On whether there is pressure to try to top his achievements every time he does something:
Bruce: “Well, you’re a bit stuck, because it’s always gonna be a little bit kind of like that movie ‘Groundhog Day’; there’s always a little bit of a sense of that. I mean, when I got done with my first big tour with MAIDEN, which is the first one I did, the ‘Number Of The Beast’ tour, we went everywhere in the world. I’d never… I mean, I’d been on a school trip camping and I’d been on a sail training trip. And apart from that, I’d never hardly been abroad at all. And when I was in SAMSON for two years, we never toured outside the U.K. I mean, we never ever got across to Northern Ireland or the Republic Of Ireland. So we were entirely encased within mainland U.K. And suddenly in IRON MAIDEN, I’ve got a Number One album, I’m headling Europe, I’m touring the States, I’m touring Canada and Japan. And I’m, like, ‘Wow! What’s left?’ I mean, it was just like every single dream I ever had under the bed clothes as a sixteen-year-old adolescent has just happened to me.”

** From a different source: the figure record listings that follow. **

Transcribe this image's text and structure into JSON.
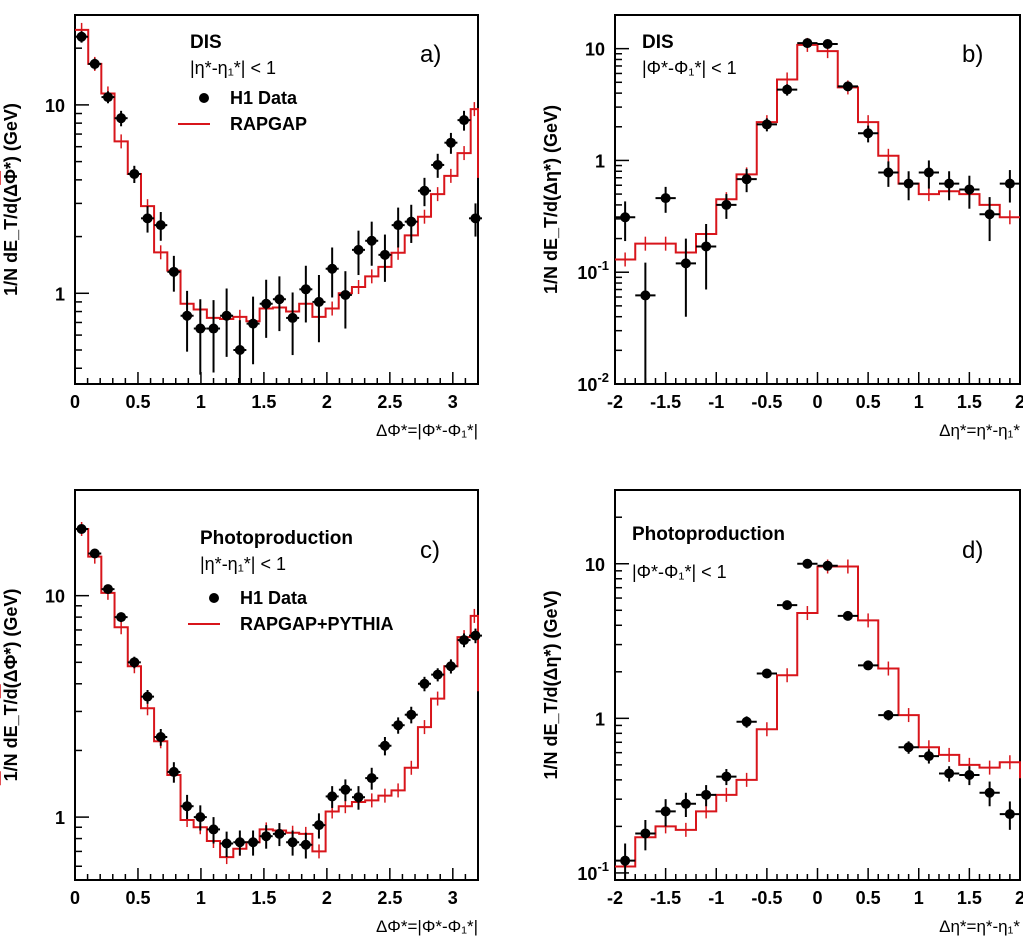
{
  "chart_data": [
    {
      "id": "a",
      "type": "step+errorbar",
      "panel_label": "a)",
      "title": "DIS",
      "cut": "|η*-η₁*| < 1",
      "legend": {
        "points": "H1 Data",
        "line": "RAPGAP",
        "placement": "top-center"
      },
      "xlabel": "ΔΦ*=|Φ*-Φ₁*|",
      "ylabel": "1/N dE_T/d(ΔΦ*) (GeV)",
      "xlim": [
        0,
        3.2
      ],
      "ylim": [
        0.33,
        30
      ],
      "yscale": "log",
      "xticks": [
        "0",
        "0.5",
        "1",
        "1.5",
        "2",
        "2.5",
        "3"
      ],
      "xtick_values": [
        0,
        0.5,
        1,
        1.5,
        2,
        2.5,
        3
      ],
      "yticks": [
        {
          "v": 1,
          "main": "1",
          "sup": ""
        },
        {
          "v": 10,
          "main": "10",
          "sup": ""
        }
      ],
      "colors": {
        "data": "#000000",
        "mc": "#d8151b"
      },
      "step": {
        "edges": [
          0,
          0.105,
          0.209,
          0.314,
          0.419,
          0.524,
          0.628,
          0.733,
          0.838,
          0.942,
          1.047,
          1.152,
          1.257,
          1.361,
          1.466,
          1.571,
          1.676,
          1.78,
          1.885,
          1.99,
          2.094,
          2.199,
          2.304,
          2.409,
          2.513,
          2.618,
          2.723,
          2.827,
          2.932,
          3.037,
          3.142,
          3.2
        ],
        "values": [
          25,
          16.5,
          11.5,
          6.4,
          4.3,
          2.9,
          1.65,
          1.32,
          0.88,
          0.82,
          0.74,
          0.73,
          0.75,
          0.71,
          0.83,
          0.84,
          0.8,
          0.88,
          0.75,
          0.83,
          1.0,
          1.08,
          1.23,
          1.38,
          1.64,
          2.03,
          2.55,
          3.36,
          4.2,
          5.55,
          9.5,
          4.1
        ]
      },
      "points": {
        "x": [
          0.052,
          0.157,
          0.262,
          0.366,
          0.471,
          0.576,
          0.681,
          0.785,
          0.89,
          0.995,
          1.1,
          1.204,
          1.309,
          1.414,
          1.518,
          1.623,
          1.728,
          1.833,
          1.937,
          2.042,
          2.147,
          2.251,
          2.356,
          2.461,
          2.566,
          2.67,
          2.775,
          2.88,
          2.985,
          3.089,
          3.18
        ],
        "y": [
          23,
          16.5,
          11,
          8.5,
          4.3,
          2.5,
          2.3,
          1.3,
          0.76,
          0.65,
          0.65,
          0.76,
          0.5,
          0.69,
          0.88,
          0.93,
          0.74,
          1.05,
          0.9,
          1.35,
          0.98,
          1.7,
          1.9,
          1.6,
          2.3,
          2.4,
          3.5,
          4.8,
          6.3,
          8.3,
          2.5
        ],
        "err_lo": [
          1.6,
          1.1,
          0.8,
          0.8,
          0.45,
          0.4,
          0.4,
          0.28,
          0.27,
          0.28,
          0.27,
          0.3,
          0.22,
          0.27,
          0.3,
          0.3,
          0.27,
          0.35,
          0.35,
          0.4,
          0.33,
          0.45,
          0.5,
          0.45,
          0.55,
          0.55,
          0.6,
          0.7,
          0.8,
          1.0,
          0.5
        ],
        "err_hi": [
          1.6,
          1.1,
          0.8,
          0.8,
          0.45,
          0.4,
          0.4,
          0.28,
          0.27,
          0.28,
          0.27,
          0.3,
          0.22,
          0.27,
          0.3,
          0.3,
          0.27,
          0.35,
          0.35,
          0.4,
          0.33,
          0.45,
          0.5,
          0.45,
          0.55,
          0.55,
          0.6,
          0.7,
          0.8,
          1.0,
          0.5
        ]
      }
    },
    {
      "id": "b",
      "type": "step+errorbar",
      "panel_label": "b)",
      "title": "DIS",
      "cut": "|Φ*-Φ₁*| < 1",
      "xlabel": "Δη*=η*-η₁*",
      "ylabel": "1/N dE_T/d(Δη*) (GeV)",
      "xlim": [
        -2,
        2
      ],
      "ylim": [
        0.01,
        20
      ],
      "yscale": "log",
      "xticks": [
        "-2",
        "-1.5",
        "-1",
        "-0.5",
        "0",
        "0.5",
        "1",
        "1.5",
        "2"
      ],
      "xtick_values": [
        -2,
        -1.5,
        -1,
        -0.5,
        0,
        0.5,
        1,
        1.5,
        2
      ],
      "yticks": [
        {
          "v": 0.01,
          "main": "10",
          "sup": "-2"
        },
        {
          "v": 0.1,
          "main": "10",
          "sup": "-1"
        },
        {
          "v": 1,
          "main": "1",
          "sup": ""
        },
        {
          "v": 10,
          "main": "10",
          "sup": ""
        }
      ],
      "colors": {
        "data": "#000000",
        "mc": "#d8151b"
      },
      "step": {
        "edges": [
          -2,
          -1.8,
          -1.6,
          -1.4,
          -1.2,
          -1.0,
          -0.8,
          -0.6,
          -0.4,
          -0.2,
          0,
          0.2,
          0.4,
          0.6,
          0.8,
          1.0,
          1.2,
          1.4,
          1.6,
          1.8,
          2.0
        ],
        "values": [
          0.13,
          0.18,
          0.18,
          0.15,
          0.22,
          0.45,
          0.75,
          2.2,
          5.3,
          10.8,
          9.5,
          4.5,
          2.2,
          1.1,
          0.62,
          0.5,
          0.53,
          0.5,
          0.4,
          0.31
        ]
      },
      "points": {
        "x": [
          -1.9,
          -1.7,
          -1.5,
          -1.3,
          -1.1,
          -0.9,
          -0.7,
          -0.5,
          -0.3,
          -0.1,
          0.1,
          0.3,
          0.5,
          0.7,
          0.9,
          1.1,
          1.3,
          1.5,
          1.7,
          1.9
        ],
        "y": [
          0.31,
          0.062,
          0.46,
          0.12,
          0.17,
          0.4,
          0.68,
          2.1,
          4.3,
          11.2,
          11,
          4.6,
          1.75,
          0.78,
          0.62,
          0.78,
          0.62,
          0.55,
          0.33,
          0.62
        ],
        "err_lo": [
          0.12,
          0.054,
          0.12,
          0.08,
          0.1,
          0.1,
          0.16,
          0.28,
          0.5,
          0.9,
          0.9,
          0.4,
          0.3,
          0.2,
          0.18,
          0.22,
          0.18,
          0.18,
          0.14,
          0.2
        ],
        "err_hi": [
          0.12,
          0.06,
          0.12,
          0.08,
          0.1,
          0.1,
          0.16,
          0.28,
          0.5,
          0.9,
          0.9,
          0.4,
          0.3,
          0.2,
          0.18,
          0.22,
          0.18,
          0.18,
          0.14,
          0.2
        ]
      }
    },
    {
      "id": "c",
      "type": "step+errorbar",
      "panel_label": "c)",
      "title": "Photoproduction",
      "cut": "|η*-η₁*| < 1",
      "legend": {
        "points": "H1 Data",
        "line": "RAPGAP+PYTHIA",
        "placement": "top-center"
      },
      "xlabel": "ΔΦ*=|Φ*-Φ₁*|",
      "ylabel": "1/N dE_T/d(ΔΦ*) (GeV)",
      "xlim": [
        0,
        3.2
      ],
      "ylim": [
        0.52,
        30
      ],
      "yscale": "log",
      "xticks": [
        "0",
        "0.5",
        "1",
        "1.5",
        "2",
        "2.5",
        "3"
      ],
      "xtick_values": [
        0,
        0.5,
        1,
        1.5,
        2,
        2.5,
        3
      ],
      "yticks": [
        {
          "v": 1,
          "main": "1",
          "sup": ""
        },
        {
          "v": 10,
          "main": "10",
          "sup": ""
        }
      ],
      "colors": {
        "data": "#000000",
        "mc": "#d8151b"
      },
      "step": {
        "edges": [
          0,
          0.105,
          0.209,
          0.314,
          0.419,
          0.524,
          0.628,
          0.733,
          0.838,
          0.942,
          1.047,
          1.152,
          1.257,
          1.361,
          1.466,
          1.571,
          1.676,
          1.78,
          1.885,
          1.99,
          2.094,
          2.199,
          2.304,
          2.409,
          2.513,
          2.618,
          2.723,
          2.827,
          2.932,
          3.037,
          3.142,
          3.2
        ],
        "values": [
          20,
          15,
          10.3,
          7.2,
          4.8,
          3.1,
          2.2,
          1.55,
          0.97,
          0.9,
          0.78,
          0.66,
          0.72,
          0.77,
          0.88,
          0.87,
          0.85,
          0.84,
          0.7,
          1.06,
          1.12,
          1.17,
          1.19,
          1.25,
          1.32,
          1.67,
          2.55,
          3.43,
          4.8,
          6.5,
          8.1,
          3.7
        ]
      },
      "points": {
        "x": [
          0.052,
          0.157,
          0.262,
          0.366,
          0.471,
          0.576,
          0.681,
          0.785,
          0.89,
          0.995,
          1.1,
          1.204,
          1.309,
          1.414,
          1.518,
          1.623,
          1.728,
          1.833,
          1.937,
          2.042,
          2.147,
          2.251,
          2.356,
          2.461,
          2.566,
          2.67,
          2.775,
          2.88,
          2.985,
          3.089,
          3.18
        ],
        "y": [
          20,
          15.5,
          10.7,
          8.0,
          5.0,
          3.5,
          2.3,
          1.6,
          1.12,
          1.0,
          0.88,
          0.76,
          0.77,
          0.77,
          0.82,
          0.84,
          0.77,
          0.75,
          0.92,
          1.24,
          1.33,
          1.23,
          1.5,
          2.1,
          2.6,
          2.9,
          4.0,
          4.4,
          4.8,
          6.3,
          6.6
        ],
        "err_lo": [
          0.8,
          0.6,
          0.45,
          0.4,
          0.3,
          0.25,
          0.2,
          0.17,
          0.14,
          0.13,
          0.12,
          0.1,
          0.1,
          0.1,
          0.1,
          0.1,
          0.1,
          0.1,
          0.12,
          0.14,
          0.15,
          0.15,
          0.17,
          0.2,
          0.22,
          0.25,
          0.3,
          0.3,
          0.35,
          0.45,
          0.5
        ],
        "err_hi": [
          0.8,
          0.6,
          0.45,
          0.4,
          0.3,
          0.25,
          0.2,
          0.17,
          0.14,
          0.13,
          0.12,
          0.1,
          0.1,
          0.1,
          0.1,
          0.1,
          0.1,
          0.1,
          0.12,
          0.14,
          0.15,
          0.15,
          0.17,
          0.2,
          0.22,
          0.25,
          0.3,
          0.3,
          0.35,
          0.45,
          0.5
        ]
      }
    },
    {
      "id": "d",
      "type": "step+errorbar",
      "panel_label": "d)",
      "title": "Photoproduction",
      "cut": "|Φ*-Φ₁*| < 1",
      "xlabel": "Δη*=η*-η₁*",
      "ylabel": "1/N dE_T/d(Δη*) (GeV)",
      "xlim": [
        -2,
        2
      ],
      "ylim": [
        0.09,
        30
      ],
      "yscale": "log",
      "xticks": [
        "-2",
        "-1.5",
        "-1",
        "-0.5",
        "0",
        "0.5",
        "1",
        "1.5",
        "2"
      ],
      "xtick_values": [
        -2,
        -1.5,
        -1,
        -0.5,
        0,
        0.5,
        1,
        1.5,
        2
      ],
      "yticks": [
        {
          "v": 0.1,
          "main": "10",
          "sup": "-1"
        },
        {
          "v": 1,
          "main": "1",
          "sup": ""
        },
        {
          "v": 10,
          "main": "10",
          "sup": ""
        }
      ],
      "colors": {
        "data": "#000000",
        "mc": "#d8151b"
      },
      "step": {
        "edges": [
          -2,
          -1.8,
          -1.6,
          -1.4,
          -1.2,
          -1.0,
          -0.8,
          -0.6,
          -0.4,
          -0.2,
          0,
          0.2,
          0.4,
          0.6,
          0.8,
          1.0,
          1.2,
          1.4,
          1.6,
          1.8,
          2.0
        ],
        "values": [
          0.11,
          0.17,
          0.2,
          0.19,
          0.25,
          0.32,
          0.4,
          0.85,
          1.9,
          4.8,
          9.6,
          9.6,
          4.3,
          2.1,
          1.05,
          0.65,
          0.58,
          0.5,
          0.48,
          0.52,
          0.41
        ]
      },
      "points": {
        "x": [
          -1.9,
          -1.7,
          -1.5,
          -1.3,
          -1.1,
          -0.9,
          -0.7,
          -0.5,
          -0.3,
          -0.1,
          0.1,
          0.3,
          0.5,
          0.7,
          0.9,
          1.1,
          1.3,
          1.5,
          1.7,
          1.9
        ],
        "y": [
          0.12,
          0.18,
          0.25,
          0.28,
          0.32,
          0.42,
          0.95,
          1.95,
          5.4,
          10,
          9.7,
          4.6,
          2.2,
          1.05,
          0.65,
          0.57,
          0.44,
          0.43,
          0.33,
          0.24
        ],
        "err_lo": [
          0.035,
          0.04,
          0.05,
          0.05,
          0.05,
          0.05,
          0.08,
          0.12,
          0.3,
          0.5,
          0.5,
          0.25,
          0.13,
          0.08,
          0.06,
          0.06,
          0.05,
          0.06,
          0.06,
          0.05
        ],
        "err_hi": [
          0.035,
          0.04,
          0.05,
          0.05,
          0.05,
          0.05,
          0.08,
          0.12,
          0.3,
          0.5,
          0.5,
          0.25,
          0.13,
          0.08,
          0.06,
          0.06,
          0.05,
          0.06,
          0.06,
          0.05
        ]
      }
    }
  ]
}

On whether he realized how big things were for MAIDEN back in the 1980s:
Bruce: “No, you’re in it, and you do realize it’s pretty big, because you’re on telly and things and you’re thinking, ‘Wow’ And [you wanna] pinch yourself, this is all happening. And then the next thing we’re going out, we’re doing an album in the Bahamas, and I’m thinking, ‘This is proper rock-star stuff here. How did I end up doing this?’ But at the same time, there was a bit of me that went, ‘You’re gonna lose your mind doing this if you don’t have something which is not this world.’ I needed something else to do that was nothing to do with the world of rock and roll or music or being surrounded by people who told you you were great or wanted to pull your pants down or wanted to give you drugs or all that stuff that goes around it; it’s all peripheral. I mean, nothing core to the band and nothing really relevant to the music. But, sorry, you’re in North America, and North America in the ’80s was a wild and wacky place. In fact, the ’80s period just about everywhere was pretty full-on in terms of hedonism. And I was, like, ‘I can see where this is all going,’ ’cause you only have to look around.”
Dey Street Books (formerly It Books), an imprint of HarperCollins Publishers, will publish Dickinson‘s autobiography, “What Does This Button Do?”, in the U.S. on October 31.
Publishing director Jack Fogg negotiated world rights with Adrian Sington at Kruger Cowne, Dave Daniel at Celebrity Speakers and MAIDEN‘s management, Phantom Music Management, and will publish in conjunction with Denise Oswald, senior editor at Dey Street in HarperCollins U.S.